La scelta del compagno di viaggio, Riccardo De Riso: chi è?

Riccardo De Riso, per il quale nutro un affetto quasi filiale, ha sostituito in barca Annette. La nostra storia si era esaurita, anche se ci vediamo ancora (lei ora ha settantasette anni) con tanta tenerezza, per cui cercavo un giovane compagno per questo viaggio certamente più impegnativo. Riccardo si presentò in tuta da lavoro e cassetta degli attrezzi nel capannone dove preparavo la barca e mi disse: “Eccomi, che c’è da fare?”.

C’erano altre scelte? Perché lui?

Il rapporto con Riccardo è stato quello che spesso si determina quando tutto l’equipaggio vuole raggiungere lo stesso obbiettivo. Suo padre era un grande alpinista romano, scomparso sul sentiero che porta al campo base dell’Everest, dove qualche anno dopo ho visitato la sua tomba di pietre accatastate, anch’io diretto alla stessa meta in compagnia di Rita, una vera atleta e biologa all’ospedale S. Camillo di Roma. Forse Riccardo è stato attirato dalle montagne aguzze di Spitsbergen? Glielo chiederò.
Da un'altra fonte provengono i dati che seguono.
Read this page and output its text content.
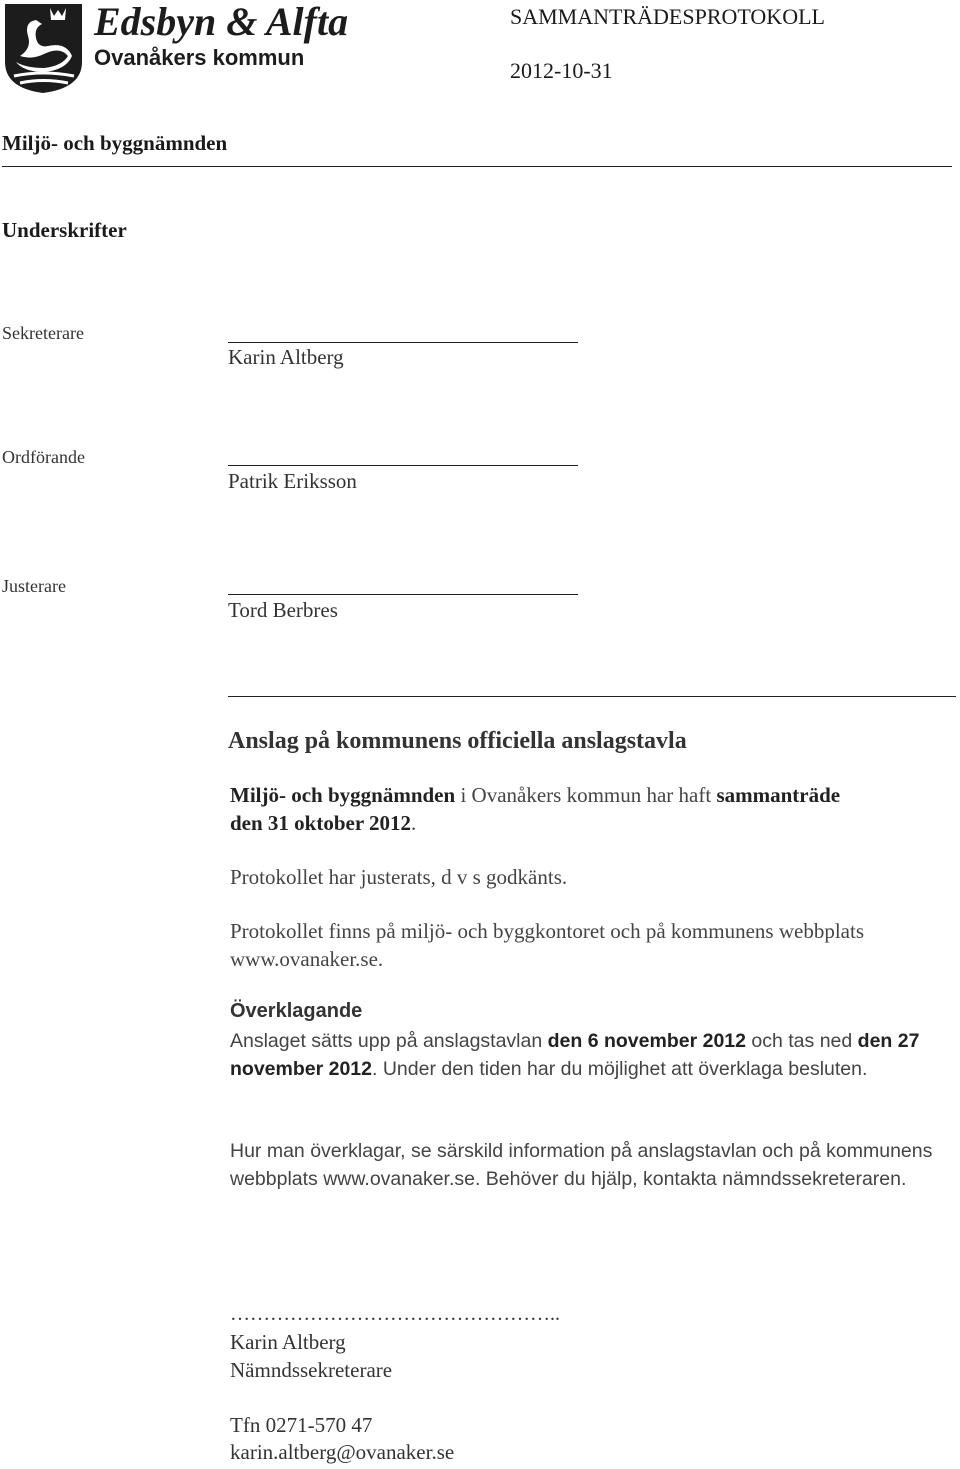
Edsbyn & Alfta
Ovanåkers kommun
SAMMANTRÄDESPROTOKOLL
2012-10-31
Miljö- och byggnämnden
Underskrifter
Sekreterare
Karin Altberg
Ordförande
Patrik Eriksson
Justerare
Tord Berbres
Anslag på kommunens officiella anslagstavla
Miljö- och byggnämnden i Ovanåkers kommun har haft sammanträde
den 31 oktober 2012.
Protokollet har justerats, d v s godkänts.
Protokollet finns på miljö- och byggkontoret och på kommunens webbplats www.ovanaker.se.
Överklagande
Anslaget sätts upp på anslagstavlan den 6 november 2012 och tas ned den 27 november 2012. Under den tiden har du möjlighet att överklaga besluten.
Hur man överklagar, se särskild information på anslagstavlan och på kommunens webbplats www.ovanaker.se. Behöver du hjälp, kontakta nämndssekreteraren.
…………………………………………..
Karin Altberg
Nämndssekreterare
Tfn 0271-570 47
karin.altberg@ovanaker.se
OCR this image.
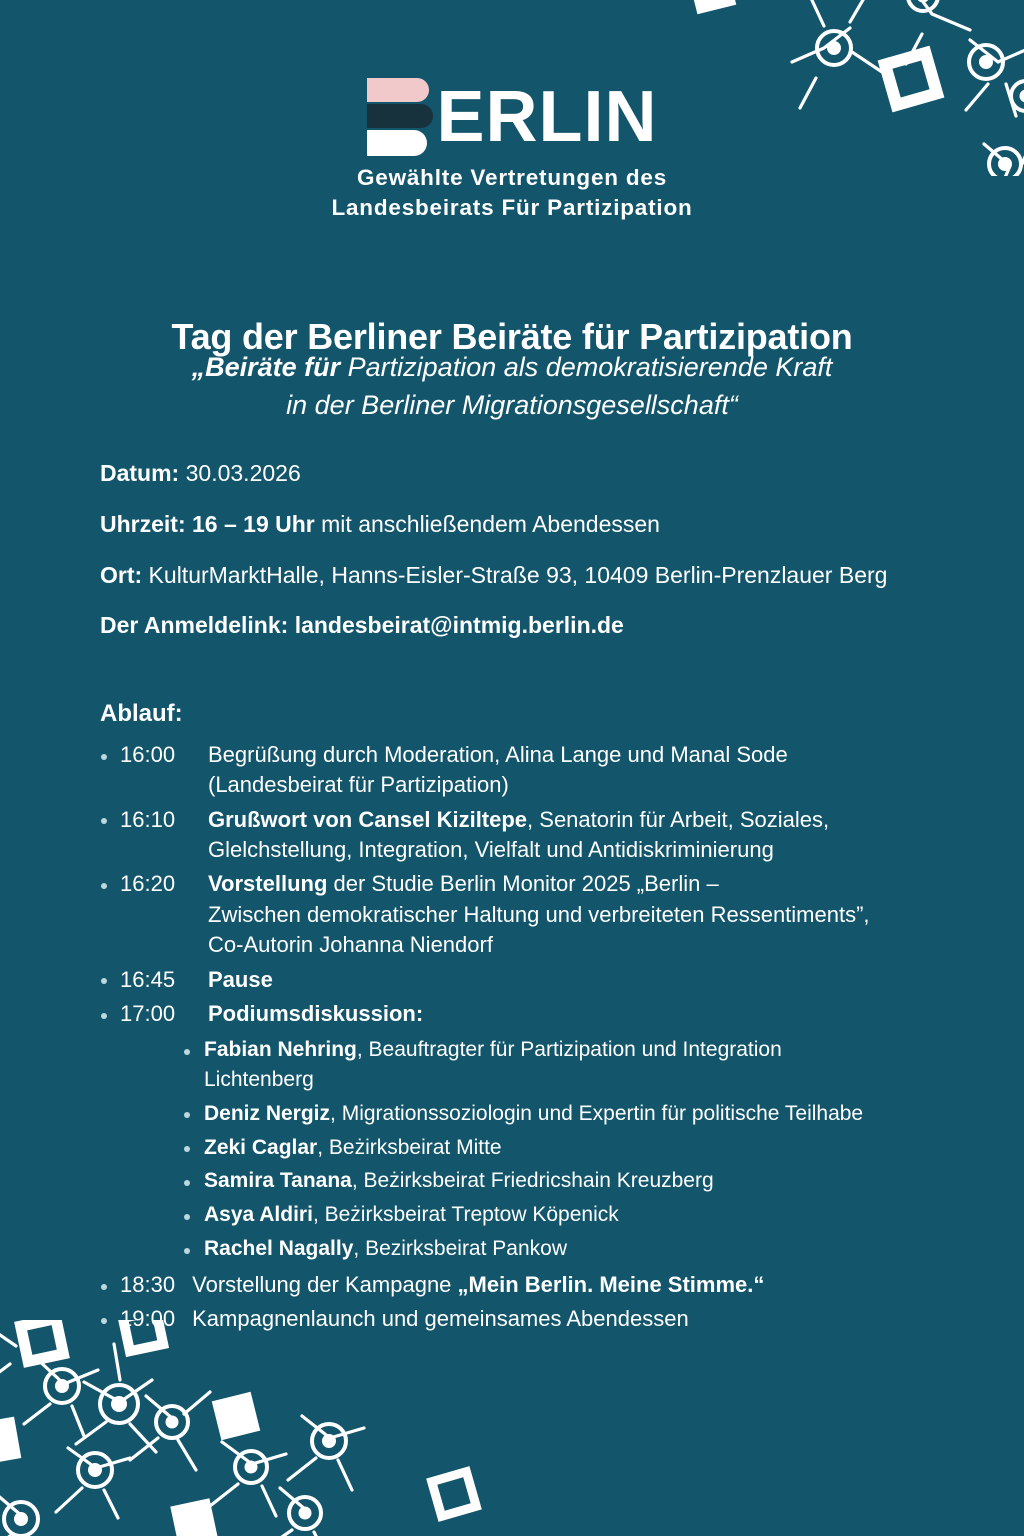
ERLIN
Gewählte Vertretungen des
Landesbeirats Für Partizipation
Tag der Berliner Beiräte für Partizipation
„Beiräte für Partizipation als demokratisierende Kraft
in der Berliner Migrationsgesellschaft“
Datum: 30.03.2026
Uhrzeit: 16 – 19 Uhr mit anschließendem Abendessen
Ort: KulturMarktHalle, Hanns-Eisler-Straße 93, 10409 Berlin-Prenzlauer Berg
Der Anmeldelink: landesbeirat@intmig.berlin.de
Ablauf:
16:00 Begrüßung durch Moderation, Alina Lange und Manal Sode
(Landesbeirat für Partizipation)
16:10 Grußwort von Cansel Kiziltepe, Senatorin für Arbeit, Soziales,
Glelchstellung, Integration, Vielfalt und Antidiskriminierung
16:20 Vorstellung der Studie Berlin Monitor 2025 „Berlin –
Zwischen demokratischer Haltung und verbreiteten Ressentiments”,
Co-Autorin Johanna Niendorf
16:45 Pause
17:00 Podiumsdiskussion:
Fabian Nehring, Beauftragter für Partizipation und Integration
Lichtenberg
Deniz Nergiz, Migrationssoziologin und Expertin für politische Teilhabe
Zeki Caglar, Beżirksbeirat Mitte
Samira Tanana, Beżirksbeirat Friedricshain Kreuzberg
Asya Aldiri, Beżirksbeirat Treptow Köpenick
Rachel Nagally, Bezirksbeirat Pankow
18:30 Vorstellung der Kampagne „Mein Berlin. Meine Stimme.“
19:00 Kampagnenlaunch und gemeinsames Abendessen
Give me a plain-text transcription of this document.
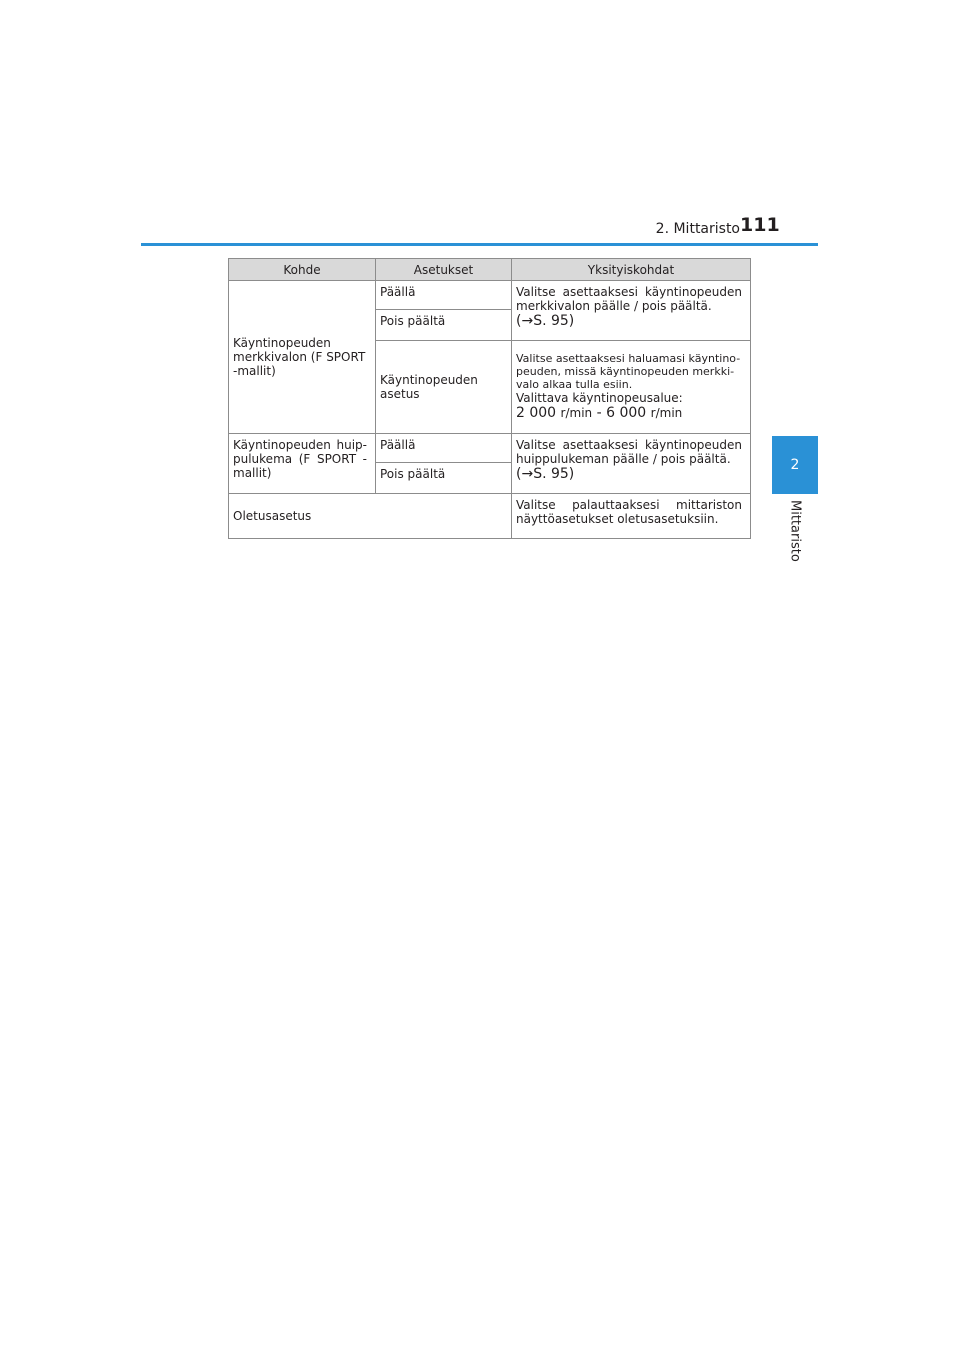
2. Mittaristo 111
2
Mittaristo
Kohde	Asetukset	Yksityiskohdat
Käyntinopeuden merkkivalon (F SPORT -mallit)	Päällä	Valitse asettaaksesi käyntinopeuden merkkivalon päälle / pois päältä.
(→S. 95)

	Pois päältä	
	Käyntinopeuden asetus	Valitse asettaaksesi haluamasi käyntino-peuden, missä käyntinopeuden merkki-valo alkaa tulla esiin.
Valittava käyntinopeusalue:
2 000 r/min - 6 000 r/min

Käyntinopeuden huip-pulukema (F SPORT -mallit)	Päällä	Valitse asettaaksesi käyntinopeuden huippulukeman päälle / pois päältä.
(→S. 95)

	Pois päältä	
Oletusasetus		Valitse palauttaaksesi mittariston näyttöasetukset oletusasetuksiin.
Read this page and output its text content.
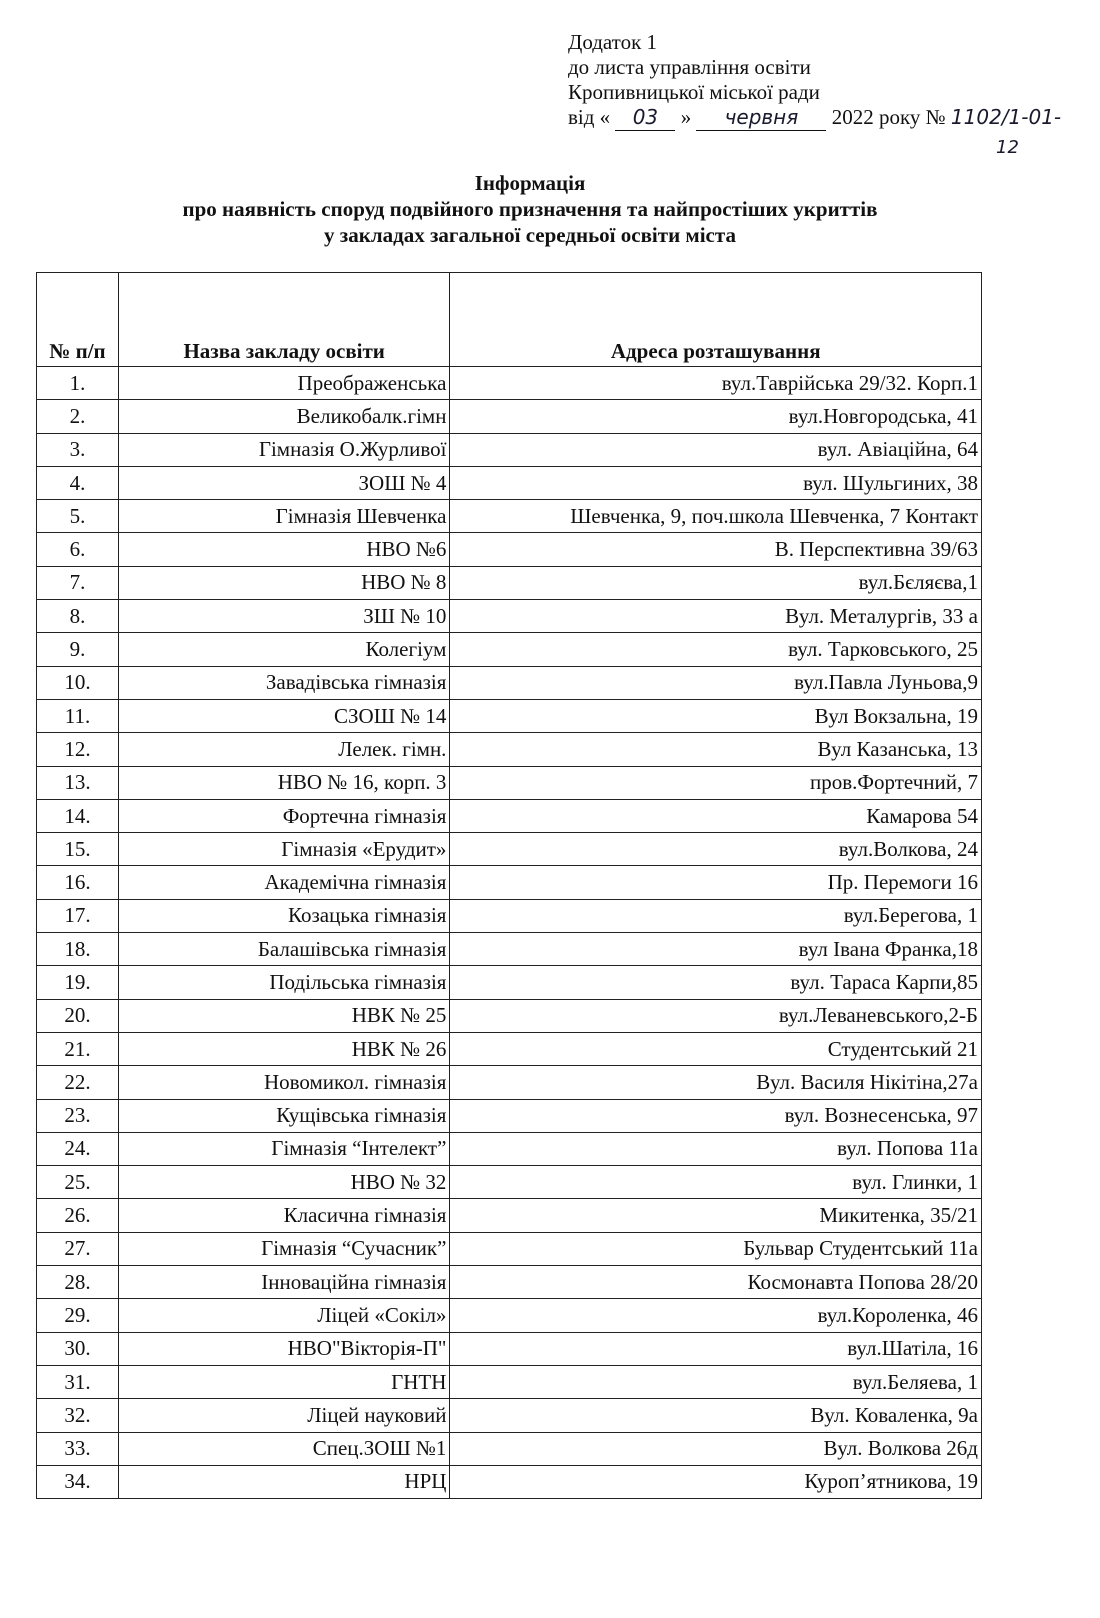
Додаток 1
до листа управління освіти
Кропивницької міської ради
від « 03 » червня 2022 року № 1102/1-01-
12
Інформація
про наявність споруд подвійного призначення та найпростіших укриттів
у закладах загальної середньої освіти міста
№ п/п	Назва закладу освіти	Адреса розташування
1.	Преображенська	вул.Таврійська 29/32. Корп.1
2.	Великобалк.гімн	вул.Новгородська, 41
3.	Гімназія О.Журливої	вул. Авіаційна, 64
4.	ЗОШ № 4	вул. Шульгиних, 38
5.	Гімназія Шевченка	Шевченка, 9, поч.школа Шевченка, 7 Контакт
6.	НВО №6	В. Перспективна 39/63
7.	НВО № 8	вул.Бєляєва,1
8.	ЗШ № 10	Вул. Металургів, 33 а
9.	Колегіум	вул. Тарковського, 25
10.	Завадівська гімназія	вул.Павла Луньова,9
11.	СЗОШ № 14	Вул Вокзальна, 19
12.	Лелек. гімн.	Вул Казанська, 13
13.	НВО № 16, корп. 3	пров.Фортечний, 7
14.	Фортечна гімназія	Камарова 54
15.	Гімназія «Ерудит»	вул.Волкова, 24
16.	Академічна гімназія	Пр. Перемоги 16
17.	Козацька гімназія	вул.Берегова, 1
18.	Балашівська гімназія	вул Івана Франка,18
19.	Подільська гімназія	вул. Тараса Карпи,85
20.	НВК № 25	вул.Леваневського,2-Б
21.	НВК № 26	Студентський 21
22.	Новомикол. гімназія	Вул. Василя Нікітіна,27а
23.	Кущівська гімназія	вул. Вознесенська, 97
24.	Гімназія “Інтелект”	вул. Попова 11а
25.	НВО № 32	вул. Глинки, 1
26.	Класична гімназія	Микитенка, 35/21
27.	Гімназія “Сучасник”	Бульвар Студентський 11а
28.	Інноваційна гімназія	Космонавта Попова 28/20
29.	Ліцей «Сокіл»	вул.Короленка, 46
30.	НВО"Вікторія-П"	вул.Шатіла, 16
31.	ГНТН	вул.Беляева, 1
32.	Ліцей науковий	Вул. Коваленка, 9а
33.	Спец.ЗОШ №1	Вул. Волкова 26д
34.	НРЦ	Куроп’ятникова, 19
Come è stato scelto il percorso?

Il percorso è stato pianificato partendo sempre dall’esperienza in Accademia Aeronautica e nelle successive applicazioni… nautiche. La via di Gibilterra e la successiva risalita controvento del Portogallo erano state scartate per accorciare di molto il percorso attraversando, con l’albero smontato, il Canal du Midi, costruito ai tempi del Roi Soleil, che ti porta a Tolosa con discesa lungo la Garonna fino a Bordeaux, nel cuore del golfo di Biscaglia. Poi siamo risaliti lungo costa fino a Brest, quindi Canale della Manica, mare tra Irlanda e Inghilterra, e infine due canali mantenendo l’albero montato, Crinan e Caledonian fino a Inverness, e poi in acque libere a Lervick, nelle isole Shetland. Infine direttamente a Bodø, oltre il circolo polare, e l’ultimo lungo balzo a Spitsbergen via Andenes, nelle isole Vesterålen.

L’esperienza di viaggiare nei canali della Francia, all’andata e al ritorno, com’è stata?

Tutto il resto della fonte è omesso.